## UCIMLR: default of credit card clients Data Set

source: https://archive.ics.uci.edu/ml/datasets/default+of+credit+card+clients

In [1]:
import pandas as pd
from sklearn.model_selection import train_test_split

pd.set_option("display.max_columns", None)

### Train/test split

In [2]:
df = pd.read_excel("Data\\data_original\\default of credit card clients.xls", header=1)
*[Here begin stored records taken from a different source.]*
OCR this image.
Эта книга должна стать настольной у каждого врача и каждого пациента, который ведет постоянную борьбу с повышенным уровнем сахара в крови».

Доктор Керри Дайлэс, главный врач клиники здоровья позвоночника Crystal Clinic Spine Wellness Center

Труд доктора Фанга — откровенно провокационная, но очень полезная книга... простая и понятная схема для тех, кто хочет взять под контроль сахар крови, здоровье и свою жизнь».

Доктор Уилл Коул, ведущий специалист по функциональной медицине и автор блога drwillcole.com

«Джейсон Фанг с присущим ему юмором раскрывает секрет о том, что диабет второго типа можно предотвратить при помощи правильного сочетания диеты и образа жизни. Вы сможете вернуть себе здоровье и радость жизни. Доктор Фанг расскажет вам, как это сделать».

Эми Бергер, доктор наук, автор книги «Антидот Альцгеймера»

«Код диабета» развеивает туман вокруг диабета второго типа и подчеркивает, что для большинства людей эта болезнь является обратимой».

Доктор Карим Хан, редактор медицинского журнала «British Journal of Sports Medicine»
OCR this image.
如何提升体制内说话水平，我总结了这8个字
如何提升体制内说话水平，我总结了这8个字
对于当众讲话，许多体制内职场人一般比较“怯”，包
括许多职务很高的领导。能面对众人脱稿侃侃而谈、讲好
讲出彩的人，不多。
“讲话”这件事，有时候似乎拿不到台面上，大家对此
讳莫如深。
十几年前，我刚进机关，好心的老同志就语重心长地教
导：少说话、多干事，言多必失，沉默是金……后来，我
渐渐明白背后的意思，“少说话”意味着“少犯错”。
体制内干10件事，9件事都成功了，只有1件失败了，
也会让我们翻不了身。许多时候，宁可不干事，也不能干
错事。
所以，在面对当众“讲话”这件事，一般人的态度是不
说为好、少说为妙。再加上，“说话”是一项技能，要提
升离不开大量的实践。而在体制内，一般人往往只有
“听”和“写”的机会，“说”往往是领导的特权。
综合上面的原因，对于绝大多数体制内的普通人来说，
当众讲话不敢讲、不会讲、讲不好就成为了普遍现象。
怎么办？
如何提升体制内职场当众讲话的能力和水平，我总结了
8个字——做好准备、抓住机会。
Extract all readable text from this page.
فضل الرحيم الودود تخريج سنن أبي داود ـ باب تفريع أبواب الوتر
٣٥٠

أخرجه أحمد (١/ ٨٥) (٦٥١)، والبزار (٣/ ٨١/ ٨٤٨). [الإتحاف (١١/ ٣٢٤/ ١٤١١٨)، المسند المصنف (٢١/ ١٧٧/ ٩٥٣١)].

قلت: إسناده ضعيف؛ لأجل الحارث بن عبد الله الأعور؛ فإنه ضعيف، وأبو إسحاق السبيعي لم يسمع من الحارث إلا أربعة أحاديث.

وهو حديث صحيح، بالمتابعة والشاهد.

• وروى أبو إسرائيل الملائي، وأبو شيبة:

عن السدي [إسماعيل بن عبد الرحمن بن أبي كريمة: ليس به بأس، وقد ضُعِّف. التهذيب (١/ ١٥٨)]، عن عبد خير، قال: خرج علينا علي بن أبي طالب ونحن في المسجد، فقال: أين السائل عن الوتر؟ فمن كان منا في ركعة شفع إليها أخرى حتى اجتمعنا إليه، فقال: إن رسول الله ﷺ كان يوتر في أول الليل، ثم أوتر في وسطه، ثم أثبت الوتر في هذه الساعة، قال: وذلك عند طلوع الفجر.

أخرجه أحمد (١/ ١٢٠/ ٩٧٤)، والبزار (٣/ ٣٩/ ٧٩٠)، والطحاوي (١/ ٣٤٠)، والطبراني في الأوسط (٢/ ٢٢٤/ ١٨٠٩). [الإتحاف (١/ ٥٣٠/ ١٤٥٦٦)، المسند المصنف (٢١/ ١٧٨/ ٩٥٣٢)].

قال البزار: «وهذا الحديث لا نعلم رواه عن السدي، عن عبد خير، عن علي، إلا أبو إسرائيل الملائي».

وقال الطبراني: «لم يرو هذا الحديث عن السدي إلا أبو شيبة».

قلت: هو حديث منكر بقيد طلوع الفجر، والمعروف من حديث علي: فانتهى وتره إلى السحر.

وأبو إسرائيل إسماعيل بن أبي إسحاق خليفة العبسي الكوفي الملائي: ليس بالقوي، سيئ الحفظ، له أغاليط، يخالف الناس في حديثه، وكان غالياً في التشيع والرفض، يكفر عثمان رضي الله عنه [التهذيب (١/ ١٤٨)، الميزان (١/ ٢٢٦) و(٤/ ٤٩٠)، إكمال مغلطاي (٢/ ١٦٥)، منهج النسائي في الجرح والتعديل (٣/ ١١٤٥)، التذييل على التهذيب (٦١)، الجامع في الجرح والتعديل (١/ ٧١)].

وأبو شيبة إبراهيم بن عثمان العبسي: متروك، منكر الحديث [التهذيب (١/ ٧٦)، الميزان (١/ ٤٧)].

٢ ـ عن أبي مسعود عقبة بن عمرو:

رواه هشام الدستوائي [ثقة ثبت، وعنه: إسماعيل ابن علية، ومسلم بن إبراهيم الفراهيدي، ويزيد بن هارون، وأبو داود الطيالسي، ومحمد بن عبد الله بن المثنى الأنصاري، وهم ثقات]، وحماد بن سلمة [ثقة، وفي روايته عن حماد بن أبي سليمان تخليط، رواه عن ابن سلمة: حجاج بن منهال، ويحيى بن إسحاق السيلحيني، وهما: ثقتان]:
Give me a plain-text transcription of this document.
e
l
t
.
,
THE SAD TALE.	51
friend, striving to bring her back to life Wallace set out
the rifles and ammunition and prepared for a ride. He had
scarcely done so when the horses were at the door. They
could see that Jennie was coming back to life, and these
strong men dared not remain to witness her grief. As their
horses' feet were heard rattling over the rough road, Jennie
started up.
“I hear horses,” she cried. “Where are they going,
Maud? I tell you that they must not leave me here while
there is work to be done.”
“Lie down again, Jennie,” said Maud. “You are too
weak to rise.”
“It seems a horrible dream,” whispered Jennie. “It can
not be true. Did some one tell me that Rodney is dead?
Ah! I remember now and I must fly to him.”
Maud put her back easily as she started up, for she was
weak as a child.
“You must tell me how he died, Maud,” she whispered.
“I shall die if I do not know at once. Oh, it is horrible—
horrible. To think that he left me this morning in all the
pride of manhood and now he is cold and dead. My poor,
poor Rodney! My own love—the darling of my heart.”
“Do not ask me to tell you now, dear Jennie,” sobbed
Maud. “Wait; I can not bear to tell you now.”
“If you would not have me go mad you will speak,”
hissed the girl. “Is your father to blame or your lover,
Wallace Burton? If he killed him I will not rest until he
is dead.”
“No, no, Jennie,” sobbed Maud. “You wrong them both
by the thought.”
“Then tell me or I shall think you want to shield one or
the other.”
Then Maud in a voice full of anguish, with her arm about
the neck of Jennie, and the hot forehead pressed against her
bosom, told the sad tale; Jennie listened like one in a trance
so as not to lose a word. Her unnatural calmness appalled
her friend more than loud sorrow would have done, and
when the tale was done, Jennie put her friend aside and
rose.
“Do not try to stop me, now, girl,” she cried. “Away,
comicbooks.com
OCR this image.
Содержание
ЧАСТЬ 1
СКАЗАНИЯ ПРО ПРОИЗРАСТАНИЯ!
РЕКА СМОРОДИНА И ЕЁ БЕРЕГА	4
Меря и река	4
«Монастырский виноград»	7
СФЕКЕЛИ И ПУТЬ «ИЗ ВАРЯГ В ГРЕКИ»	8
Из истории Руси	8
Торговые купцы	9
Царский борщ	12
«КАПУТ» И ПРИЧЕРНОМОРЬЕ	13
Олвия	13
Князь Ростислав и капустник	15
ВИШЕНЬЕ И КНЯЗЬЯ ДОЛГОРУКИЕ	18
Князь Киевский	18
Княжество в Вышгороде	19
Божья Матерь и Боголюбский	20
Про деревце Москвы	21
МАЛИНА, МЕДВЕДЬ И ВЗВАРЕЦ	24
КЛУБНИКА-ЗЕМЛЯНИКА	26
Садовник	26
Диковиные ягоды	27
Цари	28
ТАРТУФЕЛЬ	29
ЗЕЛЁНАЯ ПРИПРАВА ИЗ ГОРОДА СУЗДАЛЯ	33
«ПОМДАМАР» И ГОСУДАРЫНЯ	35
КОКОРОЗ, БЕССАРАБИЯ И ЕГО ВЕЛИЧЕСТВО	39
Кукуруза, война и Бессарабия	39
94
df["GOOD"] = 1 - df["default payment next month"]
df['SEX'] = df['SEX'] - 1
df = df.drop(["ID", "default payment next month"], axis=1)

df.head()

Unnamed: 0,LIMIT_BAL,SEX,EDUCATION,MARRIAGE,AGE,PAY_0,PAY_2,PAY_3,PAY_4,PAY_5,PAY_6,BILL_AMT1,BILL_AMT2,BILL_AMT3,BILL_AMT4,BILL_AMT5,BILL_AMT6,PAY_AMT1,PAY_AMT2,PAY_AMT3,PAY_AMT4,PAY_AMT5,PAY_AMT6,GOOD
0,20000,1,2,1,24,2,2,-1,-1,-2,-2,3913,3102,689,0,0,0,0,689,0,0,0,0,0
1,120000,1,2,2,26,-1,2,0,0,0,2,2682,1725,2682,3272,3455,3261,0,1000,1000,1000,0,2000,0
2,90000,1,2,2,34,0,0,0,0,0,0,29239,14027,13559,14331,14948,15549,1518,1500,1000,1000,1000,5000,1
3,50000,1,2,1,37,0,0,0,0,0,0,46990,48233,49291,28314,28959,29547,2000,2019,1200,1100,1069,1000,1
4,50000,0,2,1,57,-1,0,-1,0,0,0,8617,5670,35835,20940,19146,19131,2000,36681,10000,9000,689,679,1


In [3]:
X = df.drop(['GOOD'], axis=1)
y = df['GOOD']
X_train, X_test, y_train, y_test = train_test_split(X, y, test_size=10000, random_state=42, stratify=y)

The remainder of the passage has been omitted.